13 June 2018
The UK Revenue have won an important victory in their campaign to recover tax on undeclared income held in non-UK accounts.
In a judgment released earlier this month, the Special Commissioner consented to the issue of a Notice under section 20(8A) of the UK Taxes Management Act 1970 to an unidentified financial institution in respect of its customers with UK addresses who hold credit cards associated with non-UK bank accounts. The financial institution in question was not entitled to attend the hearing, although it was allowed to make written submissions.
Under section 20(8A) a Special Commissioner can consent to the issue of a Notice requiring third parties to provide documents containing information relevant to a taxpayer’s UK tax liability without naming that taxpayer if he is satisfied certain conditions are met.
The requested Notice sought the names, addresses and dates of birth of customers (other than quoted companies) having a UK address with a UK credit card, who on the application form (or subsequently) gave details of a non-UK bank account with which it is associated; the sort code and account number of the account; the annual interest earned on the account; and the transactions on the credit card for six different months.
The UK Revenue explained that if the Notice were granted they intended to match electronically the information received with tax returns. Where foreign interest had been declared on the individual’s tax return, no further action would be taken and the individual would not even know about the Notice.

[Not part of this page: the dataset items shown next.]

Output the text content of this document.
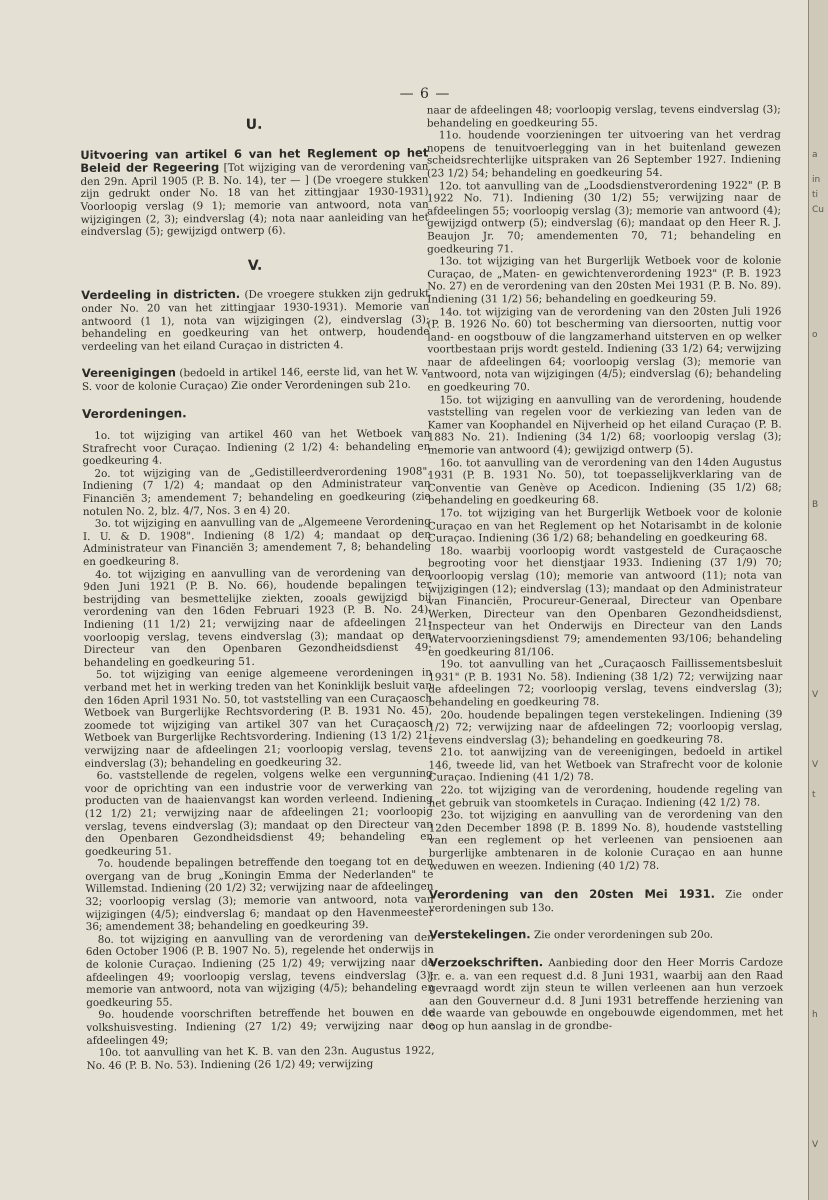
— 6 —
U.

Uitvoering van artikel 6 van het Reglement op het Beleid der Regeering [Tot wijziging van de verordening van den 29n. April 1905 (P. B. No. 14), ter — ] (De vroegere stukken zijn gedrukt onder No. 18 van het zittingjaar 1930-1931) Voorloopig verslag (9 1); memorie van antwoord, nota van wijzigingen (2, 3); eindverslag (4); nota naar aanleiding van het eindverslag (5); gewijzigd ontwerp (6).

V.

Verdeeling in districten. (De vroegere stukken zijn gedrukt onder No. 20 van het zittingjaar 1930-1931). Memorie van antwoord (1 1), nota van wijzigingen (2), eindverslag (3); behandeling en goedkeuring van het ontwerp, houdende verdeeling van het eiland Curaçao in districten 4.

Vereenigingen (bedoeld in artikel 146, eerste lid, van het W. v. S. voor de kolonie Curaçao) Zie onder Verordeningen sub 21o.

Verordeningen.

1o. tot wijziging van artikel 460 van het Wetboek van Strafrecht voor Curaçao. Indiening (2 1/2) 4: behandeling en goedkeuring 4.

2o. tot wijziging van de „Gedistilleerdverordening 1908". Indiening (7 1/2) 4; mandaat op den Administrateur van Financiën 3; amendement 7; behandeling en goedkeuring (zie notulen No. 2, blz. 4/7, Nos. 3 en 4) 20.

3o. tot wijziging en aanvulling van de „Algemeene Verordening I. U. & D. 1908". Indiening (8 1/2) 4; mandaat op den Administrateur van Financiën 3; amendement 7, 8; behandeling en goedkeuring 8.

4o. tot wijziging en aanvulling van de verordening van den 9den Juni 1921 (P. B. No. 66), houdende bepalingen ter bestrijding van besmettelijke ziekten, zooals gewijzigd bij verordening van den 16den Februari 1923 (P. B. No. 24). Indiening (11 1/2) 21; verwijzing naar de afdeelingen 21; voorloopig verslag, tevens eindverslag (3); mandaat op den Directeur van den Openbaren Gezondheidsdienst 49; behandeling en goedkeuring 51.

5o. tot wijziging van eenige algemeene verordeningen in verband met het in werking treden van het Koninklijk besluit van den 16den April 1931 No. 50, tot vaststelling van een Curaçaosch Wetboek van Burgerlijke Rechtsvordering (P. B. 1931 No. 45), zoomede tot wijziging van artikel 307 van het Curaçaosch Wetboek van Burgerlijke Rechtsvordering. Indiening (13 1/2) 21; verwijzing naar de afdeelingen 21; voorloopig verslag, tevens eindverslag (3); behandeling en goedkeuring 32.

6o. vaststellende de regelen, volgens welke een vergunning voor de oprichting van een industrie voor de verwerking van producten van de haaienvangst kan worden verleend. Indiening (12 1/2) 21; verwijzing naar de afdeelingen 21; voorloopig verslag, tevens eindverslag (3); mandaat op den Directeur van den Openbaren Gezondheidsdienst 49; behandeling en goedkeuring 51.

7o. houdende bepalingen betreffende den toegang tot en den overgang van de brug „Koningin Emma der Nederlanden" te Willemstad. Indiening (20 1/2) 32; verwijzing naar de afdeelingen 32; voorloopig verslag (3); memorie van antwoord, nota van wijzigingen (4/5); eindverslag 6; mandaat op den Havenmeester 36; amendement 38; behandeling en goedkeuring 39.

8o. tot wijziging en aanvulling van de verordening van den 6den October 1906 (P. B. 1907 No. 5), regelende het onderwijs in de kolonie Curaçao. Indiening (25 1/2) 49; verwijzing naar de afdeelingen 49; voorloopig verslag, tevens eindverslag (3); memorie van antwoord, nota van wijziging (4/5); behandeling en goedkeuring 55.

9o. houdende voorschriften betreffende het bouwen en de volkshuisvesting. Indiening (27 1/2) 49; verwijzing naar de afdeelingen 49;

10o. tot aanvulling van het K. B. van den 23n. Augustus 1922, No. 46 (P. B. No. 53). Indiening (26 1/2) 49; verwijzing

naar de afdeelingen 48; voorloopig verslag, tevens eindverslag (3); behandeling en goedkeuring 55.

11o. houdende voorzieningen ter uitvoering van het verdrag nopens de tenuitvoerlegging van in het buitenland gewezen scheidsrechterlijke uitspraken van 26 September 1927. Indiening (23 1/2) 54; behandeling en goedkeuring 54.

12o. tot aanvulling van de „Loodsdienstverordening 1922" (P. B 1922 No. 71). Indiening (30 1/2) 55; verwijzing naar de afdeelingen 55; voorloopig verslag (3); memorie van antwoord (4); gewijzigd ontwerp (5); eindverslag (6); mandaat op den Heer R. J. Beaujon Jr. 70; amendementen 70, 71; behandeling en goedkeuring 71.

13o. tot wijziging van het Burgerlijk Wetboek voor de kolonie Curaçao, de „Maten- en gewichtenverordening 1923" (P. B. 1923 No. 27) en de verordening van den 20sten Mei 1931 (P. B. No. 89). Indiening (31 1/2) 56; behandeling en goedkeuring 59.

14o. tot wijziging van de verordening van den 20sten Juli 1926 (P. B. 1926 No. 60) tot bescherming van diersoorten, nuttig voor land- en oogstbouw of die langzamerhand uitsterven en op welker voortbestaan prijs wordt gesteld. Indiening (33 1/2) 64; verwijzing naar de afdeelingen 64; voorloopig verslag (3); memorie van antwoord, nota van wijzigingen (4/5); eindverslag (6); behandeling en goedkeuring 70.

15o. tot wijziging en aanvulling van de verordening, houdende vaststelling van regelen voor de verkiezing van leden van de Kamer van Koophandel en Nijverheid op het eiland Curaçao (P. B. 1883 No. 21). Indiening (34 1/2) 68; voorloopig verslag (3); memorie van antwoord (4); gewijzigd ontwerp (5).

16o. tot aanvulling van de verordening van den 14den Augustus 1931 (P. B. 1931 No. 50), tot toepasselijkverklaring van de Conventie van Genève op Acedicon. Indiening (35 1/2) 68; behandeling en goedkeuring 68.

17o. tot wijziging van het Burgerlijk Wetboek voor de kolonie Curaçao en van het Reglement op het Notarisambt in de kolonie Curaçao. Indiening (36 1/2) 68; behandeling en goedkeuring 68.

18o. waarbij voorloopig wordt vastgesteld de Curaçaosche begrooting voor het dienstjaar 1933. Indiening (37 1/9) 70; voorloopig verslag (10); memorie van antwoord (11); nota van wijzigingen (12); eindverslag (13); mandaat op den Administrateur van Financiën, Procureur-Generaal, Directeur van Openbare Werken, Directeur van den Openbaren Gezondheidsdienst, Inspecteur van het Onderwijs en Directeur van den Lands Watervoorzieningsdienst 79; amendementen 93/106; behandeling en goedkeuring 81/106.

19o. tot aanvulling van het „Curaçaosch Faillissementsbesluit 1931" (P. B. 1931 No. 58). Indiening (38 1/2) 72; verwijzing naar de afdeelingen 72; voorloopig verslag, tevens eindverslag (3); behandeling en goedkeuring 78.

20o. houdende bepalingen tegen verstekelingen. Indiening (39 1/2) 72; verwijzing naar de afdeelingen 72; voorloopig verslag, tevens eindverslag (3); behandeling en goedkeuring 78.

21o. tot aanwijzing van de vereenigingen, bedoeld in artikel 146, tweede lid, van het Wetboek van Strafrecht voor de kolonie Curaçao. Indiening (41 1/2) 78.

22o. tot wijziging van de verordening, houdende regeling van het gebruik van stoomketels in Curaçao. Indiening (42 1/2) 78.

23o. tot wijziging en aanvulling van de verordening van den 12den December 1898 (P. B. 1899 No. 8), houdende vaststelling van een reglement op het verleenen van pensioenen aan burgerlijke ambtenaren in de kolonie Curaçao en aan hunne weduwen en weezen. Indiening (40 1/2) 78.

Verordening van den 20sten Mei 1931. Zie onder verordeningen sub 13o.

Verstekelingen. Zie onder verordeningen sub 20o.

Verzoekschriften. Aanbieding door den Heer Morris Cardoze Jr. e. a. van een request d.d. 8 Juni 1931, waarbij aan den Raad gevraagd wordt zijn steun te willen verleenen aan hun verzoek aan den Gouverneur d.d. 8 Juni 1931 betreffende herziening van de waarde van gebouwde en ongebouwde eigendommen, met het oog op hun aanslag in de grondbe-

a
in
ti
Cu
o
B
V
V
t
h
V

If no foreign income had been declared, the UK Revenue would seek to ascertain if there was a good explanation for this (eg the individual is not resident in the UK, or is UK resident but not domiciled and had not remitted the income to the UK, or the income had incorrectly been reported as UK source income). Only if there was no valid explanation would the UK Revenue pursue their investigation into the undeclared interest.
The Special Commissioner emphasised that no allegation of impropriety was made against the financial institution itself. On the basis of the evidence which the UK Revenue produced, he noted that “far from being a fishing expedition it seems probable that some 80% of cases will raise questions, in some of which there will be an innocent explanation, but in others there is likely to be a default in complying with tax obligations. The Inspector’s estimate is that 20% of cases will yield additional tax, with an estimated total of £347m.” The Special Commissioner was satisfied the requirements of section 20(8A) TMA 1970 had been met.

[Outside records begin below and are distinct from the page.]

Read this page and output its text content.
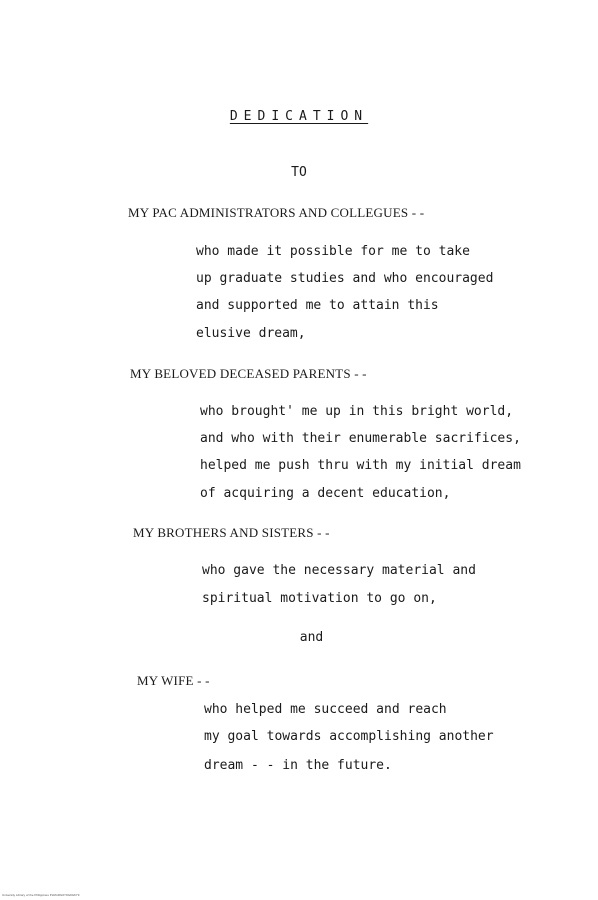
DEDICATION
TO
MY PAC ADMINISTRATORS AND COLLEGUES - -
who made it possible for me to take
up graduate studies and who encouraged
and supported me to attain this
elusive dream,
MY BELOVED DECEASED PARENTS - -
who brought' me up in this bright world,
and who with their enumerable sacrifices,
helped me push thru with my initial dream
of acquiring a decent education,
MY BROTHERS AND SISTERS - -
who gave the necessary material and
spiritual motivation to go on,
and
MY WIFE - -
who helped me succeed and reach
my goal towards accomplishing another
dream - - in the future.
University Library of the Philippines PLRGRG6Y9G9G6Y9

The application for this Notice forms part of the UK Revenue’s ongoing efforts to prevent tax evasion facilitated by the use of non-UK accounts linked to credit cards. This has been one of the main focuses of the Offshore Fraud Project Group, which was set up in 2003. In July 2005, as part of a pilot scheme to increase the tax yield, the UK Revenue sent a number of differently worded “enabling” letters to 500 UK resident and domiciled taxpayers who had reported no foreign income, aimed at encouraging them to reconsider their tax returns and notify the UK Revenue of any errors or omissions. All of these letters are reported to have implied that the taxpayer has a bank account or other funds outside the UK. It appears that the pilot has been successful and so it is likely that this approach will be used more extensively in future.
It is understood that the UK Revenue will seek to issue similar Notices on other financial institutions.
Although non-UK financial institutions are outside the jurisdiction of the UK Revenue’s information gathering powers, where they have reasonable grounds to suspect tax evasion arising from the use of particular institutions or arrangements, we expect them to try to use their powers against their UK operations or connected parties.
The UK remittance rules which apply to UK resident but non-domiciled individuals are complex and we recommend that the non-UK banking arrangements of such individuals and any trusts in which they are interested, should be reviewed to ensure these are properly set up and operated and that funds are not inadvertently remitted to the UK in circumstances that could give rise to an unintended UK tax liability.